GRITE, se preciso for!

16/02/2018

 

houve dias, há dias em que a covardia é a única
nudez possível. Há dias como hoje
em que a pátria, embora continue sendo o último refúgio
dos canalhas, é sobretudo
um destino (eu ia dizer feudal) da nossa tristeza.

sim, talvez uma estranha insônia nasça
desse instante em que, mais do que pernilongos
descobre-se parasitas reais
procurando sangue pela casa.

mas há dias em que a covardia é o café do poeta.
e há dias em que a poesia é o café do covarde.

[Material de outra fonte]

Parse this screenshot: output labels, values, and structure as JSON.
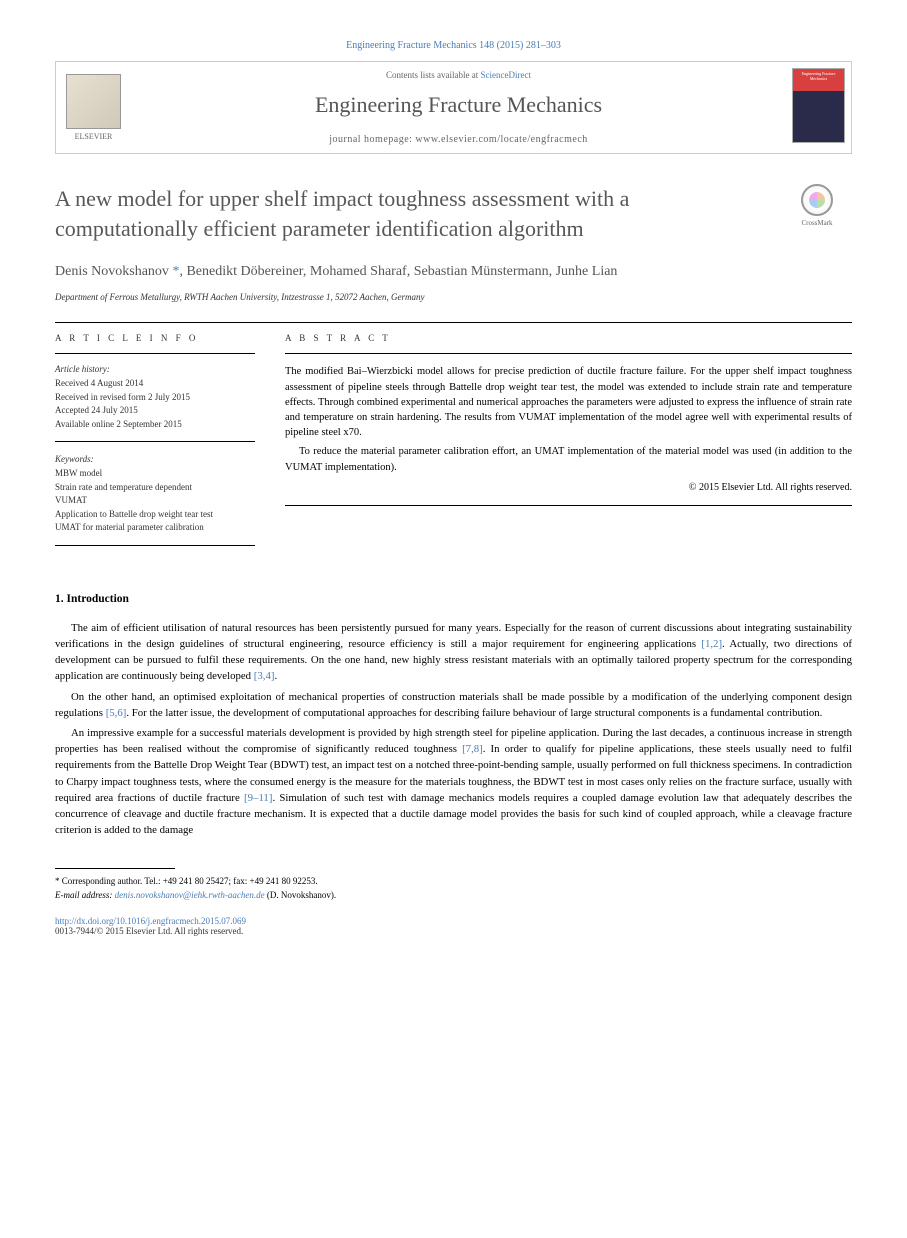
{
  "citation": "Engineering Fracture Mechanics 148 (2015) 281–303",
  "header": {
    "contents_prefix": "Contents lists available at ",
    "contents_link": "ScienceDirect",
    "journal": "Engineering Fracture Mechanics",
    "homepage_prefix": "journal homepage: ",
    "homepage_url": "www.elsevier.com/locate/engfracmech",
    "publisher": "ELSEVIER",
    "cover_title": "Engineering Fracture Mechanics"
  },
  "title": "A new model for upper shelf impact toughness assessment with a computationally efficient parameter identification algorithm",
  "crossmark": "CrossMark",
  "authors": "Denis Novokshanov *, Benedikt Döbereiner, Mohamed Sharaf, Sebastian Münstermann, Junhe Lian",
  "affiliation": "Department of Ferrous Metallurgy, RWTH Aachen University, Intzestrasse 1, 52072 Aachen, Germany",
  "article_info": {
    "heading": "A R T I C L E   I N F O",
    "history_label": "Article history:",
    "history": [
      "Received 4 August 2014",
      "Received in revised form 2 July 2015",
      "Accepted 24 July 2015",
      "Available online 2 September 2015"
    ],
    "keywords_label": "Keywords:",
    "keywords": [
      "MBW model",
      "Strain rate and temperature dependent",
      "VUMAT",
      "Application to Battelle drop weight tear test",
      "UMAT for material parameter calibration"
    ]
  },
  "abstract": {
    "heading": "A B S T R A C T",
    "p1": "The modified Bai–Wierzbicki model allows for precise prediction of ductile fracture failure. For the upper shelf impact toughness assessment of pipeline steels through Battelle drop weight tear test, the model was extended to include strain rate and temperature effects. Through combined experimental and numerical approaches the parameters were adjusted to express the influence of strain rate and temperature on strain hardening. The results from VUMAT implementation of the model agree well with experimental results of pipeline steel x70.",
    "p2": "To reduce the material parameter calibration effort, an UMAT implementation of the material model was used (in addition to the VUMAT implementation).",
    "copyright": "© 2015 Elsevier Ltd. All rights reserved."
  },
  "section1": {
    "heading": "1. Introduction",
    "p1_a": "The aim of efficient utilisation of natural resources has been persistently pursued for many years. Especially for the reason of current discussions about integrating sustainability verifications in the design guidelines of structural engineering, resource efficiency is still a major requirement for engineering applications ",
    "p1_ref1": "[1,2]",
    "p1_b": ". Actually, two directions of development can be pursued to fulfil these requirements. On the one hand, new highly stress resistant materials with an optimally tailored property spectrum for the corresponding application are continuously being developed ",
    "p1_ref2": "[3,4]",
    "p1_c": ".",
    "p2_a": "On the other hand, an optimised exploitation of mechanical properties of construction materials shall be made possible by a modification of the underlying component design regulations ",
    "p2_ref1": "[5,6]",
    "p2_b": ". For the latter issue, the development of computational approaches for describing failure behaviour of large structural components is a fundamental contribution.",
    "p3_a": "An impressive example for a successful materials development is provided by high strength steel for pipeline application. During the last decades, a continuous increase in strength properties has been realised without the compromise of significantly reduced toughness ",
    "p3_ref1": "[7,8]",
    "p3_b": ". In order to qualify for pipeline applications, these steels usually need to fulfil requirements from the Battelle Drop Weight Tear (BDWT) test, an impact test on a notched three-point-bending sample, usually performed on full thickness specimens. In contradiction to Charpy impact toughness tests, where the consumed energy is the measure for the materials toughness, the BDWT test in most cases only relies on the fracture surface, usually with required area fractions of ductile fracture ",
    "p3_ref2": "[9–11]",
    "p3_c": ". Simulation of such test with damage mechanics models requires a coupled damage evolution law that adequately describes the concurrence of cleavage and ductile fracture mechanism. It is expected that a ductile damage model provides the basis for such kind of coupled approach, while a cleavage fracture criterion is added to the damage"
  },
  "footnote": {
    "corresponding": "* Corresponding author. Tel.: +49 241 80 25427; fax: +49 241 80 92253.",
    "email_label": "E-mail address: ",
    "email": "denis.novokshanov@iehk.rwth-aachen.de",
    "email_suffix": " (D. Novokshanov)."
  },
  "doi": "http://dx.doi.org/10.1016/j.engfracmech.2015.07.069",
  "issn": "0013-7944/© 2015 Elsevier Ltd. All rights reserved."
}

e de novo, assim que o Rio e seus mendigos
tanto quanto os veranistas de Miami
acordarem ao som das panelas –
agora um tanto mais metálicas que este pequeno sol
de subúrbio – veremos do que são feitas
as palavras, de que carne nasce
o estranho fanal que move a fome.

talvez não sobre outro som além dos caminhões
nos canteiros olímpicos lembrando quão próximos
e quão far away estamos from Greece.

talvez não sobre outro som senão
(como na câmara anecoica de John Cage)
o deplorável coração do mundo.

e quando digo Grécia e digo mundo
espero não soar tão épico que não se possa
figurar a espécie de mediocridade
que elegi para não cair em desconforto.

no fim talvez queira não encontrar
um começo possível para este dia, nem torço
para que depressa se precipite noutra era geológica
ainda mais estúpida, ou menos, apenas
espero conseguir frequentar os mesmos mercados
que o resto da gente
sem olhar pro chão nem pro céu, procurando
entender o ponto médio
em que o macaco ciosamente descobriu
(não o fogo) a aspirina
 
Marcelo Reis de Mello - Curitiba(PR), 1984

10/02/2018

EVOÉ BACO!

Quero beber! Cantar asneiras
no esto brutal das bebedeiras
que tudo emborca e faz em caco...
Evoé Baco!



 
 
Lá se me parte a alma levada
no torvelinho da mascarada,
a gargalhar em douro assomo...
Evoé Momo!

 
 
Lacem-na toda, multicores,
as serpentinas dos amores,
cobra de lívidos venenos...
Evoé Vênus!



 
 
Manuel Bandeira - Recife(PE), 1886-1968


04/02/2018

Vale a pena sonhar!

 



Eu não quero falar de crápulas
Gente que rouba dinheiro da merenda escolar
Frauda licitações de medicamentos
Tira proveito dos salários de aposentados
Compra votos e consciências para se eleger
Usa o poder da mídia para mentir e enganar as pessoas
NÃO! Não quero gastar meu verso com eles
NÃO VALEM A PENA!
É ESCÓRIA HUMANA DA PIOR ESPÉCIE
SÓ MERECEM CADEIA! CADEIA! CADEIA!
 Quero falar do pai de família
De bicicleta às 6,30 da manhã
Indo levar dois filhos à escola.
Ele é real! Passa em frente a minha casa
Todo dia!
Da mãe que acorda às quatro
para deixar a comida pronta
e o filho na creche antes do trabalho
De quem se arrisca no mar para trazer
o seu e o nosso alimento.
De quem se desdobra em uma sala de aula
para educar os nossos filhos
Dos que pegam a condução ou dirigem
por horas, cansados, estressados
com fome, atravessando
os perigos da cidade.
De quem cuida da saúde de outros
de quem constrói
Da criança e do jovem que levantam cedo
e caminham por horas ou pegam barco, ônibus, trem
dispostos a aprender e crescer na vida.
Quero falar daqueles que organizam os sonhos individuais
em sonhos coletivos
Dos que reúnem, juntam, tomam a frente
Buscando caminhos não só para sí.
Daqueles que estão na frente da batalha
e pagam caro por isso
Muitos com a própria vida.
Dos que ajudam a transformar sonhos em planos
e planos em políticas
Ampliando as possibilidades de concretizar
o sonho de todos e de cada um
 
É a vocês que eu dedico o meu verso
embora seja pouco
È a vocês que eu louvo
É a vocês que eu canto
e digo
 
VALE A PENA SONHAR!
 
Helena Lutescia, doutora em Farmácia, e poeta.